No problem. To clarify, root2array internally calls the same function as tree2array when converting to an array, so both would change the same way.

Noel Dawe · Answer 7 · Sun Dec 18 2016 14:05:49 GMT+0800 (China Standard Time)

This is now implemented in my branch_spec branch:

https://github.com/ndawe/root_numpy/tree/branch_spec

Take root_numpy from there if you want early access to this. I'll open a PR now and update the docs before making a new release (will be 4.7.0).

🎉

Noel Dawe · Answer 8 · Wed Dec 21 2016 09:31:53 GMT+0800 (China Standard Time)

#295 is merged! This is now in.

Geert-Jan Besjes · Answer 9 · Thu Dec 22 2016 20:31:16 GMT+0800 (China Standard Time)

Hi @ndawe, thanks a lot for this very useful feature that also fixes some of the things discussed on #270 ! When do you plan to release 4.7.0?

It would be great to have this functionality too in root2hdf5 as well; i.e. to specify a truncation length per vector branch. (Rather than a global setting, a per-branch selection is probably a better use-case for the real world.) Do you think that that will be possible?

Noel Dawe · Answer 10 · Tue Jan 03 2017 08:38:11 GMT+0800 (China Standard Time)

Back from holiday! I'll release 4.7.0 today or tomorrow.

Good point about root2hdf5. This will definitely be possible.

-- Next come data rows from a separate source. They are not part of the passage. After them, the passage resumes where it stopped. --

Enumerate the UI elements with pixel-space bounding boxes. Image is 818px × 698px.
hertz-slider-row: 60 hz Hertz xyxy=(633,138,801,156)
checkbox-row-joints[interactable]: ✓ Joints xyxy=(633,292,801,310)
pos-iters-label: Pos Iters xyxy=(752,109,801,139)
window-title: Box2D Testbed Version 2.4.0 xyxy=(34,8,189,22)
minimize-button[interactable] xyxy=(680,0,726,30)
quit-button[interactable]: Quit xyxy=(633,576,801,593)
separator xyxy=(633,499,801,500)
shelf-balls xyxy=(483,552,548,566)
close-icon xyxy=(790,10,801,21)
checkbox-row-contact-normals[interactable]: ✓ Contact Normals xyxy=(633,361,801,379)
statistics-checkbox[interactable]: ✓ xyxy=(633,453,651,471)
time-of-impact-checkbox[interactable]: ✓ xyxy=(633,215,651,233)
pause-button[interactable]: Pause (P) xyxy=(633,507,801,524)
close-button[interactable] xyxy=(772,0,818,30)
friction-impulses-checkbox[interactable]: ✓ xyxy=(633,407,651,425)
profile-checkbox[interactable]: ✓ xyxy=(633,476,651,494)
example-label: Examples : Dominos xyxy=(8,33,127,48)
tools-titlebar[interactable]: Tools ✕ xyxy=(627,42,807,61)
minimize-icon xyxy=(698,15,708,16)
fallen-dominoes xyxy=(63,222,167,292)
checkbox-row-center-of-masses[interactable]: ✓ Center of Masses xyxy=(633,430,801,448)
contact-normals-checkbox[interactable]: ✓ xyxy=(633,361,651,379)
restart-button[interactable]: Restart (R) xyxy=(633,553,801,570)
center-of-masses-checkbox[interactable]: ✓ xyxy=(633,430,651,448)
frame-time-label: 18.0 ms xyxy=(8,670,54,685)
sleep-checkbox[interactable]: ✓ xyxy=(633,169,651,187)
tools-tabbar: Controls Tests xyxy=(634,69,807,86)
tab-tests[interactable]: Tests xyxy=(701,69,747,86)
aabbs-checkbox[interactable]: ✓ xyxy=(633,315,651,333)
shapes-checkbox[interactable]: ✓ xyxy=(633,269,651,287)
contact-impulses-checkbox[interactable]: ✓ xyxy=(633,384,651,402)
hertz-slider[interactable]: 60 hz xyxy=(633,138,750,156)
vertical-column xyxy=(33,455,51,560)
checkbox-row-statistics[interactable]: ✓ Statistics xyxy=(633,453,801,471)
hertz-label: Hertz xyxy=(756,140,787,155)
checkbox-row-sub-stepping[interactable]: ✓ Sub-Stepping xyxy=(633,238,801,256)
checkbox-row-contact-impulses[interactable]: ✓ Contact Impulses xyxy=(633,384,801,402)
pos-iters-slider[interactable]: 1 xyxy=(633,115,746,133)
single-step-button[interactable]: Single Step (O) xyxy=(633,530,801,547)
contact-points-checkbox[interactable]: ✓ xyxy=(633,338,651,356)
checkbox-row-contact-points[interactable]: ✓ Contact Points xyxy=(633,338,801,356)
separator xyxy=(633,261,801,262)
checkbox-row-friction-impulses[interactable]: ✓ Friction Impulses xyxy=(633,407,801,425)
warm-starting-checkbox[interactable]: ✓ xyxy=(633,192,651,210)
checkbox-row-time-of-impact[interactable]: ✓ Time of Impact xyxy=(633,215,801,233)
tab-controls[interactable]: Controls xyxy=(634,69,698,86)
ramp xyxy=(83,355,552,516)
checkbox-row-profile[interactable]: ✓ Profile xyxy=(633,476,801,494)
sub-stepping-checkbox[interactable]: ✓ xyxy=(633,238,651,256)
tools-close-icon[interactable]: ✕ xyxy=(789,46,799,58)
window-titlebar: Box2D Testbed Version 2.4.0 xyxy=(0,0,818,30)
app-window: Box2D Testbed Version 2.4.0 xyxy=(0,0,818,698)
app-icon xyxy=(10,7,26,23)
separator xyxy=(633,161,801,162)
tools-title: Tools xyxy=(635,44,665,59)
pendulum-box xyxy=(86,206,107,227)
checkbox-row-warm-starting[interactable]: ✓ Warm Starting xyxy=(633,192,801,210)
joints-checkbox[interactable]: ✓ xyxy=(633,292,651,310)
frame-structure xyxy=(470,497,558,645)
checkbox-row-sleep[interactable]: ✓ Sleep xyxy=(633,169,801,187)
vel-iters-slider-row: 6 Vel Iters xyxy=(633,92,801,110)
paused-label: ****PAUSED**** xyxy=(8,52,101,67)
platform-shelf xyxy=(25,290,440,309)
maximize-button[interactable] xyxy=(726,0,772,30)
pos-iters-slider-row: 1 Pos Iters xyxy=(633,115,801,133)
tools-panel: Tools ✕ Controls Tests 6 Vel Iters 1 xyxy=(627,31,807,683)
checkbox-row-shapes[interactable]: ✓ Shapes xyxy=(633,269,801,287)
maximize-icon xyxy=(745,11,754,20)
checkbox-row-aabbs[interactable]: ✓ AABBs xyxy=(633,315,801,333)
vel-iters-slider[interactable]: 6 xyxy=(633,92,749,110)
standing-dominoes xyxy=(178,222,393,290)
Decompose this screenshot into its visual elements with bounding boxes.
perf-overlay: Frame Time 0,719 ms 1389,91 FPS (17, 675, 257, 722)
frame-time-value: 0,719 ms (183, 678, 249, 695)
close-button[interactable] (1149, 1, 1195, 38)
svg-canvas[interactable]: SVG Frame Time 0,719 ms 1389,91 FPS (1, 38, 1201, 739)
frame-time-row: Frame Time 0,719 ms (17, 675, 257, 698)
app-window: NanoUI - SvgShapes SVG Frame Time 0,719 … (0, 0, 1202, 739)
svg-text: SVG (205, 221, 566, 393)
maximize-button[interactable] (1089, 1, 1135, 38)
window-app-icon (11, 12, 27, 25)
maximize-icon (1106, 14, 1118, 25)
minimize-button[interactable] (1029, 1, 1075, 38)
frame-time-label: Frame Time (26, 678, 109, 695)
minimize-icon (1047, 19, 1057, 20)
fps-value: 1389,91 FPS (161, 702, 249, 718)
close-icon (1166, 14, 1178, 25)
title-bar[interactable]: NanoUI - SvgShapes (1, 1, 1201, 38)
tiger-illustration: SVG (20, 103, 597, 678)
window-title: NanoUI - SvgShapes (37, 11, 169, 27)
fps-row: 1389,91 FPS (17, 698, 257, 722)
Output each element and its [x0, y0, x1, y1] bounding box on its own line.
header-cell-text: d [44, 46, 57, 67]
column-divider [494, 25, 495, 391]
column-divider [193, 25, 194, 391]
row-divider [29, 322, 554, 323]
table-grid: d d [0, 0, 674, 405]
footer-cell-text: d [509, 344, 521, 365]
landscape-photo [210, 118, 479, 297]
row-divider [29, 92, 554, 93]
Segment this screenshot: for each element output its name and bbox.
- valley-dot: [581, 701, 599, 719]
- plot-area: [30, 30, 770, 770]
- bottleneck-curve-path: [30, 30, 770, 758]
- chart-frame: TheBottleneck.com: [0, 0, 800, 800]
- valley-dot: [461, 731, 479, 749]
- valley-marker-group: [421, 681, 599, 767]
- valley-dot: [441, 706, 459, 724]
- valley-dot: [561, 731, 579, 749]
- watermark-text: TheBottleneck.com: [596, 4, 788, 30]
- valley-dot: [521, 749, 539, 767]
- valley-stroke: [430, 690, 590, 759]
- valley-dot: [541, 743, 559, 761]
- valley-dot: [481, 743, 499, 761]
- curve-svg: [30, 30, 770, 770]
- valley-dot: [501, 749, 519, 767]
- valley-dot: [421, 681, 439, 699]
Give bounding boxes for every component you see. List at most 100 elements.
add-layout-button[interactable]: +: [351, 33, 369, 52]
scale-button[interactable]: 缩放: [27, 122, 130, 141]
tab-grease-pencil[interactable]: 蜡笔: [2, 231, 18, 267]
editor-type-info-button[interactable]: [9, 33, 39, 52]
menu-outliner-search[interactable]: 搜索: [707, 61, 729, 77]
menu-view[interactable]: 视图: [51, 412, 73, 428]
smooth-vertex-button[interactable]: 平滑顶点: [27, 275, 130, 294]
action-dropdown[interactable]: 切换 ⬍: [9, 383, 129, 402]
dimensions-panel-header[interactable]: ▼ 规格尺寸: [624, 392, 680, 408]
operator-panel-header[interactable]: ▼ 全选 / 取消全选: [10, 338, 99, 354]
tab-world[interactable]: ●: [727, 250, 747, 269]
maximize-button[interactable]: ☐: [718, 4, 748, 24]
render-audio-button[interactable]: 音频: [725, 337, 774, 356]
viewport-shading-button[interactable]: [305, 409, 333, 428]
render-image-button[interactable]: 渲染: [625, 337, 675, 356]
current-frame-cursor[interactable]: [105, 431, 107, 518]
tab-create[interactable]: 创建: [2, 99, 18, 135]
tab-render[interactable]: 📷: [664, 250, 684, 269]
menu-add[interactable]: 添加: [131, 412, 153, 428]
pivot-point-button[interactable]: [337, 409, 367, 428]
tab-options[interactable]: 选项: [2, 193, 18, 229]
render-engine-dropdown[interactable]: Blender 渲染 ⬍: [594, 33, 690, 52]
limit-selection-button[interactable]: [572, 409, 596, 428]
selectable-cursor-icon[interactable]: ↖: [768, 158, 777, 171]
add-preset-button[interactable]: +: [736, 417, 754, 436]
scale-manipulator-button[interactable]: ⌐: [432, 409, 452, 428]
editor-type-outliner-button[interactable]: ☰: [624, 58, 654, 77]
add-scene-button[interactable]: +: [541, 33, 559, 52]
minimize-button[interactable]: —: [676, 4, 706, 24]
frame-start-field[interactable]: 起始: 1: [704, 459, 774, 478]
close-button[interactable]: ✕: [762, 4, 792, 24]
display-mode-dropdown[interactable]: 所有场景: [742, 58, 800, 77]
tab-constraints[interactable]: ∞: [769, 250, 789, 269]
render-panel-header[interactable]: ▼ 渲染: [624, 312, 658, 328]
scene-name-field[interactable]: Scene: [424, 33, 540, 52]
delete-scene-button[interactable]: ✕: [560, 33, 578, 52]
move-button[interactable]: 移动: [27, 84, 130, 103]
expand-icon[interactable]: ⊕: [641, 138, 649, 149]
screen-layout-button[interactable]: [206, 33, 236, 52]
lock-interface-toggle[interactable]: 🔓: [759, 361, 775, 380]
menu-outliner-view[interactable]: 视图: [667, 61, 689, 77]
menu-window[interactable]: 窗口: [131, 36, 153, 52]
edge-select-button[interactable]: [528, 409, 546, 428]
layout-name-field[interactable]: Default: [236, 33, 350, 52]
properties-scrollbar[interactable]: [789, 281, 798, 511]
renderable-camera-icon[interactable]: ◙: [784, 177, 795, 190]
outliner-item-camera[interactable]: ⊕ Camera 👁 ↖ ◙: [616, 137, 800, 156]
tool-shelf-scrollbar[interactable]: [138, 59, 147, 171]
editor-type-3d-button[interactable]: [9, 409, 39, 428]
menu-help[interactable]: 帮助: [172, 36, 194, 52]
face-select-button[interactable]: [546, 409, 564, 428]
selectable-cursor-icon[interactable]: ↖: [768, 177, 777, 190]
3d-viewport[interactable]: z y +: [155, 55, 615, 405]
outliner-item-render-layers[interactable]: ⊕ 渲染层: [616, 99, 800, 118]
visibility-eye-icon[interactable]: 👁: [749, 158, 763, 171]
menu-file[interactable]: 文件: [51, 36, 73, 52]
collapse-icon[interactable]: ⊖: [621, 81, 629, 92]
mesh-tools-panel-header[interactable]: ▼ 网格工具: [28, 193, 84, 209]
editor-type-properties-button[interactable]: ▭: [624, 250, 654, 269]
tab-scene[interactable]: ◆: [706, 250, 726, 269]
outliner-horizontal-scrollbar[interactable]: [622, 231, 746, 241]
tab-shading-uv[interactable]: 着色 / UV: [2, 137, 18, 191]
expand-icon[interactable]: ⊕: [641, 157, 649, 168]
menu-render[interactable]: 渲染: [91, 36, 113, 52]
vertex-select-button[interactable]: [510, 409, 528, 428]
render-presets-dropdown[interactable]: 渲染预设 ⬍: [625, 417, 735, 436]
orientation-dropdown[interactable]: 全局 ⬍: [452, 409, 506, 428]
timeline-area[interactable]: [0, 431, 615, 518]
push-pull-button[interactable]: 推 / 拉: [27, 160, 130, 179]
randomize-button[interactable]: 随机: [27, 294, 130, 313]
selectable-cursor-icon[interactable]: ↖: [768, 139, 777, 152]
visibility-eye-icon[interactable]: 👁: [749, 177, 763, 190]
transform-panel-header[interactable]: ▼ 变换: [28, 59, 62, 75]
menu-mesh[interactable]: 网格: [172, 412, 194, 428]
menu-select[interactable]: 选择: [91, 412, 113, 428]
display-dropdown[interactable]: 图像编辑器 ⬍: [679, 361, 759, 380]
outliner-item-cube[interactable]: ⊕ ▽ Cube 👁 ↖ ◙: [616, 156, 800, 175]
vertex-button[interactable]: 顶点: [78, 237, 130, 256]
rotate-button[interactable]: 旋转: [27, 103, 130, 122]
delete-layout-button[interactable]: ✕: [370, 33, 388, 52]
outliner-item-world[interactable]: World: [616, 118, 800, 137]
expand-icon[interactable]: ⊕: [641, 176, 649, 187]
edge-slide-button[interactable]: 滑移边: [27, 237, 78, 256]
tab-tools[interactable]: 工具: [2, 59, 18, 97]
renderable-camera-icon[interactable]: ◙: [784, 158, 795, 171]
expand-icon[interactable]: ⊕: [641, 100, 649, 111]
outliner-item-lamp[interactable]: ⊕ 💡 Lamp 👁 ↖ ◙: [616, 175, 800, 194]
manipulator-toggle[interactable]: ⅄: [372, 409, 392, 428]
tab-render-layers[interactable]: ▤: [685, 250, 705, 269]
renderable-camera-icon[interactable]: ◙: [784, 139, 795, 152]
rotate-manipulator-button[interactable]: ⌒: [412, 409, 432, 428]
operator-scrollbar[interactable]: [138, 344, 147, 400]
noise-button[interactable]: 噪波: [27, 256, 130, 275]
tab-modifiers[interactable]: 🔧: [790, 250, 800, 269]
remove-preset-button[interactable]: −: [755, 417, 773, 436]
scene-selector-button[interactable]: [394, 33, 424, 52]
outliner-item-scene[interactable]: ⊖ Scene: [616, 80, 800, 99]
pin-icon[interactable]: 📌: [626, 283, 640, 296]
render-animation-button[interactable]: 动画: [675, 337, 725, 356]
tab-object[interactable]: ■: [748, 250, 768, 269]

Geert-Jan Besjes · Answer 11 · Tue Jan 10 2017 22:28:56 GMT+0800 (China Standard Time)

Hi @ndawe,

Happy new year and thanks a lot for the release! Since we wanted to go play around with PyTables to interface things, I wondered if the root2hdf5 function (whether call from the commandline or in user code) supports this already. It looks like the userfunc argument can't be used for this, as root2hdf5() expects a tree to come out of this callback and not a numpy array.

Noel Dawe · Answer 12 · Wed Jan 11 2017 08:30:04 GMT+0800 (China Standard Time)

Hi @gbesjes Happy new year to you too! I'm going to update the root2hdf5 functions to accept extra keyword arguments that can be passed to the underlying tree2array function calls.

Noel Dawe · Answer 13 · Wed Jan 11 2017 09:24:13 GMT+0800 (China Standard Time)

Can you try rootpy 0.9.0 and pass your custom branches list as a branches= keyword argument to tree2hdf5 or root2hdf5?